Moreover, the court will not award attorneys fees under Rule 11 or § 1927. Because the court has held that Plaintiffs may reinstate the case, the court will not now make any findings with respect to the legitimacy of their claims and actions. Although the court is more than slightly inclined to believe some, if not all, of Plaintiffs' claims are simply not cognizable, the court has specifically delayed resolution of these issues until the state court proceedings have finalized. Indeed, the court has already warned Plaintiffs that should they decide to reinstate the case, the court will review their allegations to ensure they conform with the requirements of Rule 11. In the event the case is reinstated, the court may revisit the issue of attorneys fees at that time, if necessary.
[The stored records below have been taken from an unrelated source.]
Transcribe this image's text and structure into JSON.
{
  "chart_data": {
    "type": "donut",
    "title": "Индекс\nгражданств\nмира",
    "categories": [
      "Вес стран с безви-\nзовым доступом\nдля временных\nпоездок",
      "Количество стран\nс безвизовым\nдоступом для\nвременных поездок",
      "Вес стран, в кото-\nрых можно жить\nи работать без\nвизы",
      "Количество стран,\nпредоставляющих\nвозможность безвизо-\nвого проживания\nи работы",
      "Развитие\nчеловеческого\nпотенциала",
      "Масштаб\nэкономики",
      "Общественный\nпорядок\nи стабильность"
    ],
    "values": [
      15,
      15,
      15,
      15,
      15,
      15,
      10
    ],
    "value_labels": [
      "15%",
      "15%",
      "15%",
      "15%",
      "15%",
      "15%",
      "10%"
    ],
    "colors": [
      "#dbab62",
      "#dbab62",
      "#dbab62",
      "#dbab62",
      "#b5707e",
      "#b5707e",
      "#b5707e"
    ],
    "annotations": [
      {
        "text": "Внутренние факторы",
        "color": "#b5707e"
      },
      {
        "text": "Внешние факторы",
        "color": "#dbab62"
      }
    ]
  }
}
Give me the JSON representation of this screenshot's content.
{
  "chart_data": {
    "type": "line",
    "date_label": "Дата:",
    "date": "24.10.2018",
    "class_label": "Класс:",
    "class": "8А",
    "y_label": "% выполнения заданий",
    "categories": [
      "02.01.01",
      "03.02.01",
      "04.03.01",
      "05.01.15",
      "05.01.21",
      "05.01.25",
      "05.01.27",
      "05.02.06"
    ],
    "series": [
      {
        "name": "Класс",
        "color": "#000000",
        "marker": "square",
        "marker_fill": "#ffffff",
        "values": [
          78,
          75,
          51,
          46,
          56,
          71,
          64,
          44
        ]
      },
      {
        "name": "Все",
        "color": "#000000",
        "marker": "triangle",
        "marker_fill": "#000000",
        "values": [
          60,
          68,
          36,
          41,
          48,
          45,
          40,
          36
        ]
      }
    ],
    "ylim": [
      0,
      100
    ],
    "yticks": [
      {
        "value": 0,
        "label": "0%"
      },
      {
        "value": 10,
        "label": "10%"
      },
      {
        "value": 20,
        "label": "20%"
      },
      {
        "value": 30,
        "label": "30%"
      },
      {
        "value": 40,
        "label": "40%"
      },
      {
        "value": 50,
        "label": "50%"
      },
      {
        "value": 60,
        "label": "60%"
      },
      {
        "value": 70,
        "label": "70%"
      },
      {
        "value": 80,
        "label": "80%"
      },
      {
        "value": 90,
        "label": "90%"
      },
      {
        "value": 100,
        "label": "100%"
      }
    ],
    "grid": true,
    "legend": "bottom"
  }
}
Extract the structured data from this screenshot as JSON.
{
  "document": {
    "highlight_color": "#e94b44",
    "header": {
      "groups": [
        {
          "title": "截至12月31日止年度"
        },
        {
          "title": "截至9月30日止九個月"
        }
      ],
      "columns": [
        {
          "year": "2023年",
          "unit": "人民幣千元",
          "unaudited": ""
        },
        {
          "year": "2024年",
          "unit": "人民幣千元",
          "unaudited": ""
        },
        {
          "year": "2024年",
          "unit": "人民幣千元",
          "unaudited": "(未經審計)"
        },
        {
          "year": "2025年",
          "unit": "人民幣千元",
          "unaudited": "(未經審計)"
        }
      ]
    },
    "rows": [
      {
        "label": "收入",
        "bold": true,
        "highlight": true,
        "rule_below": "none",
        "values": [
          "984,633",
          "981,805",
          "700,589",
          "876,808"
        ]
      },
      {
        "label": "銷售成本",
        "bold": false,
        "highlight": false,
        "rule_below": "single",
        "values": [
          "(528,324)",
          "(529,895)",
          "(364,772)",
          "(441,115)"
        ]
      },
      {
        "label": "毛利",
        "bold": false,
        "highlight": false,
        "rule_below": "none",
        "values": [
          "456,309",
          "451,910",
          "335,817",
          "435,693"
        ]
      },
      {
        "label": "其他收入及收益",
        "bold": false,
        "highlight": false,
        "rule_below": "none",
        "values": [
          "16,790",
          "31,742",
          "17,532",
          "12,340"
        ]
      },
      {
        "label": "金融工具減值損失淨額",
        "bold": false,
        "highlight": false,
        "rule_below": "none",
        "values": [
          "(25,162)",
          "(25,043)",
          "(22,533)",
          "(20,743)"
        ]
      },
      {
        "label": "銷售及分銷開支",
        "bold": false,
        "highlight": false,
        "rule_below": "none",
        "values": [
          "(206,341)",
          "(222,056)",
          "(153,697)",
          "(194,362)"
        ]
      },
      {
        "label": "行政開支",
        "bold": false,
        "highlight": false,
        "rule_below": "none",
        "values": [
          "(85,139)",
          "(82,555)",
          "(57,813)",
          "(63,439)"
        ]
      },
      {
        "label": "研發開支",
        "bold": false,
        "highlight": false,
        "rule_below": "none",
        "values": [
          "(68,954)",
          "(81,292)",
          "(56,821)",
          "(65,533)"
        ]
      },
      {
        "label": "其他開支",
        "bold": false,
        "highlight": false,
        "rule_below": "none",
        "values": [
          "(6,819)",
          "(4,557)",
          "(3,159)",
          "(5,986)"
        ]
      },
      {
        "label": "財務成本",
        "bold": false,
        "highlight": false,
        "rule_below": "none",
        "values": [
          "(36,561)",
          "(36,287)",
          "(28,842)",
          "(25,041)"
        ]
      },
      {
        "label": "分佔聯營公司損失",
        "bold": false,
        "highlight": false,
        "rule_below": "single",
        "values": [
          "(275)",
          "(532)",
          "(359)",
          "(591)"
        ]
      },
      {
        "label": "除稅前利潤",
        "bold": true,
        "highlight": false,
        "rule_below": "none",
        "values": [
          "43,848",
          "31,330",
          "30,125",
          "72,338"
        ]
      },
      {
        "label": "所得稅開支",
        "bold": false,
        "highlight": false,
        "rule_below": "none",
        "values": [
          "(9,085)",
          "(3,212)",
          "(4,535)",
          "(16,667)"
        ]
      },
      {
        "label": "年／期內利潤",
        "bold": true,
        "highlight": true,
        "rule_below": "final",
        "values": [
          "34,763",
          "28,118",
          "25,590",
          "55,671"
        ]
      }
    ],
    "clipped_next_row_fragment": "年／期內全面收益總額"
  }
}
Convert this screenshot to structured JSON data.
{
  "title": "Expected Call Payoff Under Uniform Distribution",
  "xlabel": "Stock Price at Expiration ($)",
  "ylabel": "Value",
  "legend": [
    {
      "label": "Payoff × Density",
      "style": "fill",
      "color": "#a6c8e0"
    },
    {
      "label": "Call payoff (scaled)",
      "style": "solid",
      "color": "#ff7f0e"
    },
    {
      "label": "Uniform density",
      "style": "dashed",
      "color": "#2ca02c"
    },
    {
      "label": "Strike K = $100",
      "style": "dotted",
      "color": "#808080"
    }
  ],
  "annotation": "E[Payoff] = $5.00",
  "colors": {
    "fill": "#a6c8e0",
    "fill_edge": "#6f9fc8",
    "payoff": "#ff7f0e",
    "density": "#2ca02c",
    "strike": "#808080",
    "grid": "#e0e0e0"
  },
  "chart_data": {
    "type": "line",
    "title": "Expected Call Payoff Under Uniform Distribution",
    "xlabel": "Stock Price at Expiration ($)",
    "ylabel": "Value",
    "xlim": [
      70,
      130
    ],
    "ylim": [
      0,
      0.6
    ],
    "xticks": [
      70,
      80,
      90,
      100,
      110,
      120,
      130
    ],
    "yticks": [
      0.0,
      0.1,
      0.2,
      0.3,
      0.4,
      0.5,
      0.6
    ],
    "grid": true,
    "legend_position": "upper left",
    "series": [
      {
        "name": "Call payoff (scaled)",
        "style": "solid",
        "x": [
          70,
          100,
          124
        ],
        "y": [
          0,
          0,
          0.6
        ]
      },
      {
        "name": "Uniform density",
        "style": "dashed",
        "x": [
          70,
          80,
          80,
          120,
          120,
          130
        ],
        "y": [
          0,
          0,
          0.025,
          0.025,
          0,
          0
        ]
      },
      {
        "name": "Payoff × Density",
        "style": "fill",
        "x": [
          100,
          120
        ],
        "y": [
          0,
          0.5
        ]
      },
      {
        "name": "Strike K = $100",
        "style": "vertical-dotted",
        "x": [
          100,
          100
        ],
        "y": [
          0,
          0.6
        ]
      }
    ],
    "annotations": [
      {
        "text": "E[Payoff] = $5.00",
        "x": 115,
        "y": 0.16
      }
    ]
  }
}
At this point, however, the court is disinclined to abstain from determining the merits on the one hand while simultaneously awarding attorney fees against Plaintiffs on the other.
This review will also likely include a preliminary inquiry into the propriety of including all the named individuals as Plaintiffs in this action.
IV. CONCLUSION
IT IS ORDERED that Intervenor Maureen Taylor's "Application for Attorneys' Fees and Costs Pursuant to Rule 11, 28 U.S.C. § 1927 and 42 U.S.C. § 1988" [Docketed as "Petition," Dkt. # 22] is DENIED.